XML has become the de facto standard for data exchange in enterprise information systems. But whenever XML data is stored or processed, e. g. in form of a DOM tree representation, the XML markup causes a huge blow-up of the memory consumption compared to the data, i. e., text and attribute values, contained in the XML document. In this paper, we present an optimized XPath query evaluation for XSDS, an XML compression approach based on removing information that is obsolete as this information can be derived from the existing XML Schema definition (XSD). Thereby, XSDS allows for storing and exchanging XML data in a space efficient and still queryable way.

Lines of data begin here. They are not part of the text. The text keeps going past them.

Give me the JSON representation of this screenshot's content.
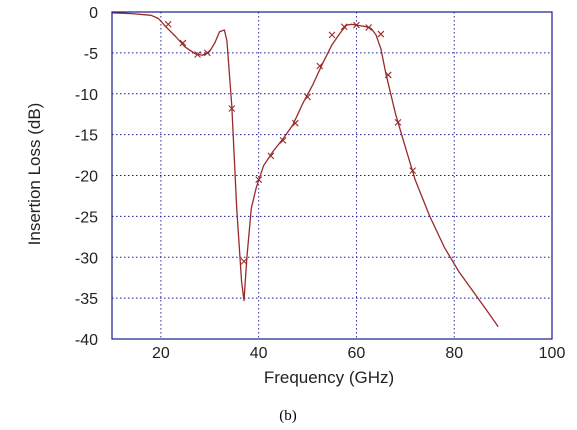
{
  "chart_data": {
    "type": "line",
    "xlabel": "Frequency (GHz)",
    "ylabel": "Insertion Loss (dB)",
    "xlim": [
      10,
      100
    ],
    "ylim": [
      -40,
      0
    ],
    "xticks": [
      20,
      40,
      60,
      80,
      100
    ],
    "yticks": [
      0,
      -5,
      -10,
      -15,
      -20,
      -25,
      -30,
      -35,
      -40
    ],
    "grid": true,
    "colors": {
      "line": "#9a2a2a",
      "marker": "#9a2a2a",
      "grid": "#1a1a8c",
      "frame": "#1a1a8c"
    },
    "series": [
      {
        "x": [
          10,
          14,
          18,
          19.5,
          21,
          23,
          25,
          27,
          28.5,
          30,
          31,
          32,
          33,
          33.5,
          34.5,
          35.5,
          36.5,
          37,
          37.6,
          38.5,
          39.5,
          41,
          43,
          45,
          47,
          49,
          51,
          53,
          55,
          57,
          58,
          59,
          60,
          61,
          62,
          63,
          64,
          65,
          66,
          68,
          70,
          72,
          75,
          78,
          81,
          84,
          87,
          89
        ],
        "y": [
          -0.1,
          -0.2,
          -0.4,
          -0.8,
          -1.8,
          -3.0,
          -4.3,
          -5.1,
          -5.3,
          -4.8,
          -3.8,
          -2.4,
          -2.2,
          -3.5,
          -11.5,
          -24.0,
          -33.0,
          -35.3,
          -30.0,
          -24.0,
          -21.5,
          -18.8,
          -17.0,
          -15.5,
          -13.8,
          -11.2,
          -9.0,
          -6.4,
          -4.0,
          -2.3,
          -1.6,
          -1.5,
          -1.6,
          -1.7,
          -1.8,
          -2.0,
          -2.8,
          -4.5,
          -7.5,
          -12.5,
          -16.5,
          -20.5,
          -25.0,
          -28.8,
          -31.8,
          -34.3,
          -36.8,
          -38.5
        ]
      }
    ],
    "markers": {
      "x": [
        21.5,
        24.5,
        27.5,
        29.5,
        34.5,
        37.0,
        40.0,
        42.5,
        45.0,
        47.5,
        50.0,
        52.5,
        55.0,
        57.5,
        60.0,
        62.5,
        65.0,
        66.5,
        68.5,
        71.5
      ],
      "y": [
        -1.5,
        -3.8,
        -5.2,
        -5.0,
        -11.8,
        -30.5,
        -20.5,
        -17.6,
        -15.7,
        -13.6,
        -10.4,
        -6.6,
        -2.8,
        -1.8,
        -1.6,
        -1.9,
        -2.7,
        -7.7,
        -13.5,
        -19.4
      ]
    },
    "caption": "(b)"
  }
}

While previous papers have shown that XSDS generally reaches stronger compression ratios than other approaches like gzip, bzip2, and XMill and that XPath queries can be evaluated on XSDS compressed data, we show in this paper that when optimizing the query evaluation on XSDS compressed data by using the given schema information, we can speed up query evaluation by a factor of 13 reaching evaluation times that are more than 5 times faster than those of JAXP -- the standard Java XPath evaluator. The speed up was reached by avoiding the decompression of large parts of the structure while evaluating the query.